Her research interests include nonvolatile memories and distributed file systems.



**Jie Xu** received the B.E. degree from the School of Optical and Electronic Information, Huazhong University of Science and Technology, Wuhan, China, in 2014, where he is currently pursuing the Ph.D. degree in computer architecture.

He publishes several papers in major journals and international conferences, including FGCS, ICCD, DATE, DAC, and MSST. His research interest includes embedded development on FPGA and nonvolatile memory.



Yu Hua (Senior Member, IEEE) received the B.E. and Ph.D. degrees in computer science from Wuhan University, Wuhan, China, in 2001 and 2005, respectively.

He is a Professor with the Huazhong University of Science and Technology, Wuhan. He has more than 100 papers to his credit in major journals and international conferences, including the IEEE TRANSACTIONS ON COMPUTERS, the IEEE TRANSACTIONS ON PARALLEL AND DISTRIBUTED SYSTEMS, OSDI, MICRO, USENIX

FAST, USENIX ATC, ACM SoCC, SC, HPDC, ICDCS, IPDPS, and MSST. He serves for multiple international conferences, including ASPLOS, SOSP, USENIX ATC, ICS, RTSS, SoCC, ICDCS, INFOCOM, IPDPS, DAC, MSST, and DATE. His research interests include file systems, cloud storage systems, nonvolatile memory, and big data analytics.
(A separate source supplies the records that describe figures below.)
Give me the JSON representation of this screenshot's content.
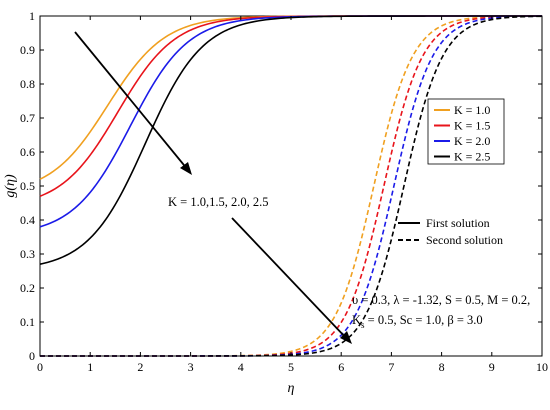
{
  "chart_data": {
    "type": "line",
    "xlabel": "η",
    "ylabel": "g(η)",
    "xlim": [
      0,
      10
    ],
    "ylim": [
      0,
      1
    ],
    "x_ticks": [
      "0",
      "1",
      "2",
      "3",
      "4",
      "5",
      "6",
      "7",
      "8",
      "9",
      "10"
    ],
    "y_ticks": [
      "0",
      "0.1",
      "0.2",
      "0.3",
      "0.4",
      "0.5",
      "0.6",
      "0.7",
      "0.8",
      "0.9",
      "1"
    ],
    "grid": false,
    "legend_position": "right",
    "series": [
      {
        "name": "K = 1.0",
        "color": "#f0a020",
        "first": {
          "x0": 1.35,
          "y0": 0.52
        },
        "second": {
          "center": 6.65
        }
      },
      {
        "name": "K = 1.5",
        "color": "#e8141b",
        "first": {
          "x0": 1.55,
          "y0": 0.47
        },
        "second": {
          "center": 6.85
        }
      },
      {
        "name": "K = 2.0",
        "color": "#1b1be8",
        "first": {
          "x0": 1.8,
          "y0": 0.38
        },
        "second": {
          "center": 7.05
        }
      },
      {
        "name": "K = 2.5",
        "color": "#000000",
        "first": {
          "x0": 2.1,
          "y0": 0.27
        },
        "second": {
          "center": 7.25
        }
      }
    ],
    "linestyle_legend": [
      {
        "label": "First solution",
        "style": "solid"
      },
      {
        "label": "Second solution",
        "style": "dashed"
      }
    ],
    "annotations": {
      "k_label": "K = 1.0,1.5, 2.0, 2.5",
      "params_line1": "υ = 0.3, λ = -1.32, S = 0.5, M = 0.2,",
      "params_line2": "K",
      "params_sub": "s",
      "params_line2_rest": " = 0.5, Sc = 1.0, β = 3.0"
    }
  }
}
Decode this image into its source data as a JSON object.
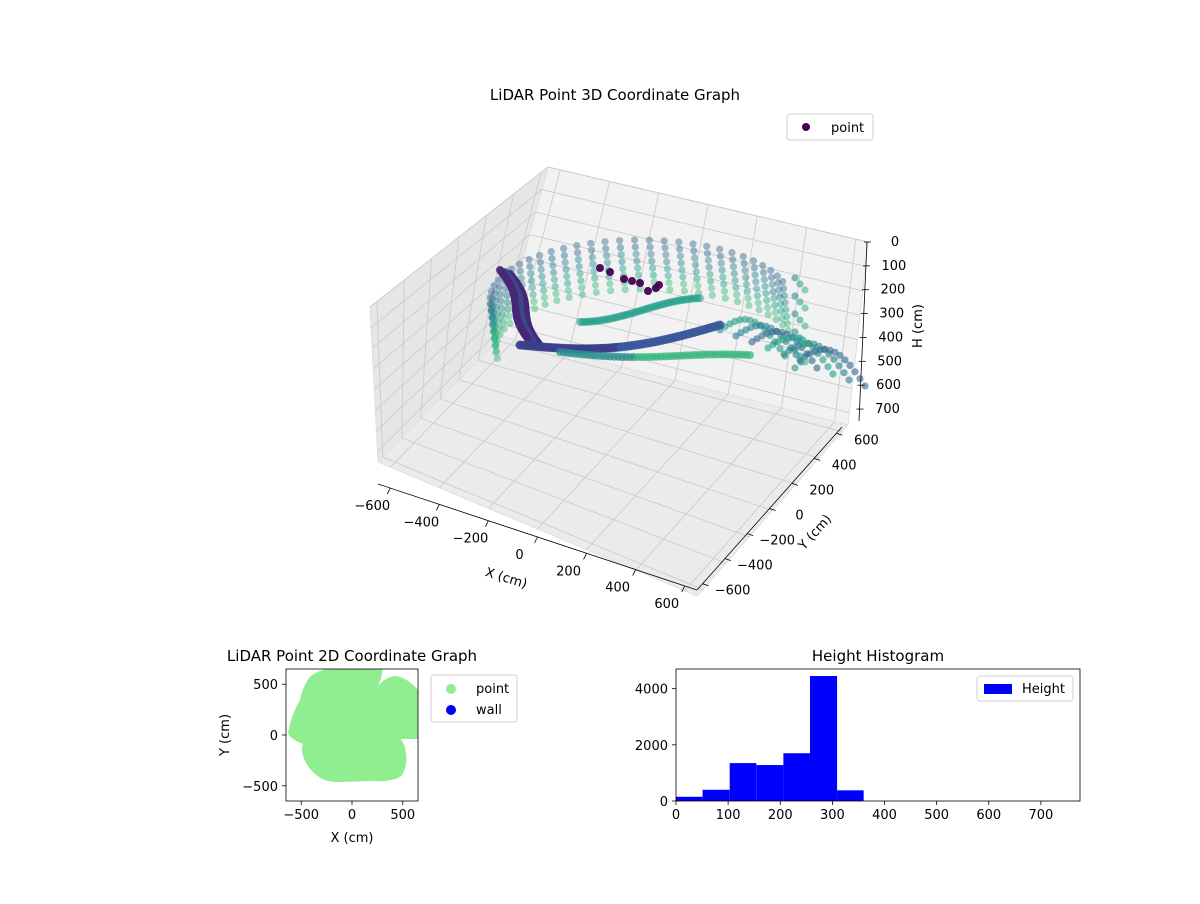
{
  "colors": {
    "viridis_dark": "#440154",
    "viridis_blue": "#3b528b",
    "viridis_teal": "#21918c",
    "viridis_green": "#5ec962",
    "point_2d": "#90ee90",
    "wall_2d": "#0000ff",
    "hist_bar": "#0000ff",
    "pane_back": "#f2f2f2",
    "pane_side": "#e6e6e6",
    "pane_floor": "#ebebeb",
    "grid": "#cccccc"
  },
  "chart_data": [
    {
      "type": "scatter",
      "projection": "3d",
      "title": "LiDAR Point 3D Coordinate Graph",
      "xlabel": "X (cm)",
      "ylabel": "Y (cm)",
      "zlabel": "H (cm)",
      "xlim": [
        -650,
        650
      ],
      "ylim": [
        -650,
        650
      ],
      "zlim": [
        750,
        0
      ],
      "xticks": [
        "−600",
        "−400",
        "−200",
        "0",
        "200",
        "400",
        "600"
      ],
      "yticks": [
        "−600",
        "−400",
        "−200",
        "0",
        "200",
        "400",
        "600"
      ],
      "zticks": [
        "0",
        "100",
        "200",
        "300",
        "400",
        "500",
        "600",
        "700"
      ],
      "colormap": "viridis",
      "grid": true,
      "legend": {
        "position": "top-right",
        "entries": [
          "point"
        ]
      }
    },
    {
      "type": "scatter",
      "title": "LiDAR Point 2D Coordinate Graph",
      "xlabel": "X (cm)",
      "ylabel": "Y (cm)",
      "xlim": [
        -650,
        650
      ],
      "ylim": [
        -650,
        650
      ],
      "xticks": [
        "−500",
        "0",
        "500"
      ],
      "yticks": [
        "−500",
        "0",
        "500"
      ],
      "series": [
        {
          "name": "point",
          "color": "#90ee90"
        },
        {
          "name": "wall",
          "color": "#0000ff"
        }
      ],
      "legend": {
        "position": "outside-right",
        "entries": [
          "point",
          "wall"
        ]
      }
    },
    {
      "type": "bar",
      "subtype": "histogram",
      "title": "Height Histogram",
      "xlim": [
        0,
        775
      ],
      "ylim": [
        0,
        4700
      ],
      "xticks": [
        "0",
        "100",
        "200",
        "300",
        "400",
        "500",
        "600",
        "700"
      ],
      "yticks": [
        "0",
        "2000",
        "4000"
      ],
      "bin_edges": [
        0,
        51,
        103,
        154,
        206,
        257,
        309,
        360
      ],
      "values": [
        150,
        400,
        1350,
        1280,
        1700,
        4450,
        380
      ],
      "series": [
        {
          "name": "Height",
          "color": "#0000ff"
        }
      ],
      "legend": {
        "position": "top-right",
        "entries": [
          "Height"
        ]
      }
    }
  ]
}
Prof. Hua is the Distinguished Member of CCF, a Senior Member of ACM, and a member of USENIX.



**Yiran Chen** (Fellow, IEEE) received the B.S and M.S. degrees from Tsinghua University, Beijing, China, and the Ph.D. degree from Purdue University, West Lafayette, IN, USA, in 2005.

After five years in industry, he joined the University of Pittsburgh, Pittsburgh, PA, USA, in 2010 as an Assistant Professor and then promoted to an Associate Professor with tenure in 2014, held Bicentennial Alumni Faculty Fellow. He is currently a Tenured Associate Professor with the Department of Electrical and Computer Engineering, Duke

University, Durham, NC, USA, and serving as the Director of NSF Industry-University Cooperative Research Center for Alternative Sustainable and Intelligent Computing and the Co-Director of Duke Center for Evolutionary Intelligence, focusing on the research of new memory and storage systems, machine learning and neuromorphic computing, and mobile computing systems. He has published one book and more than 350 technical publications and has been granted 93 U.S. patents.

Dr. Chen is a recipient of the NSF CAREER Award, the ACM SIGDA Outstanding New Faculty Award, and the Humboldt Research Fellowship for Experienced Researchers. He received 6 best paper awards and 12 best paper nominations from international conferences. He serves or served as an Associate Editor of several IEEE and ACM transactions/journals and served on the technical and organization committees of more than 50 international conferences. He is a Distinguished Member of ACM and a Distinguished Lecturer of IEEE CEDA.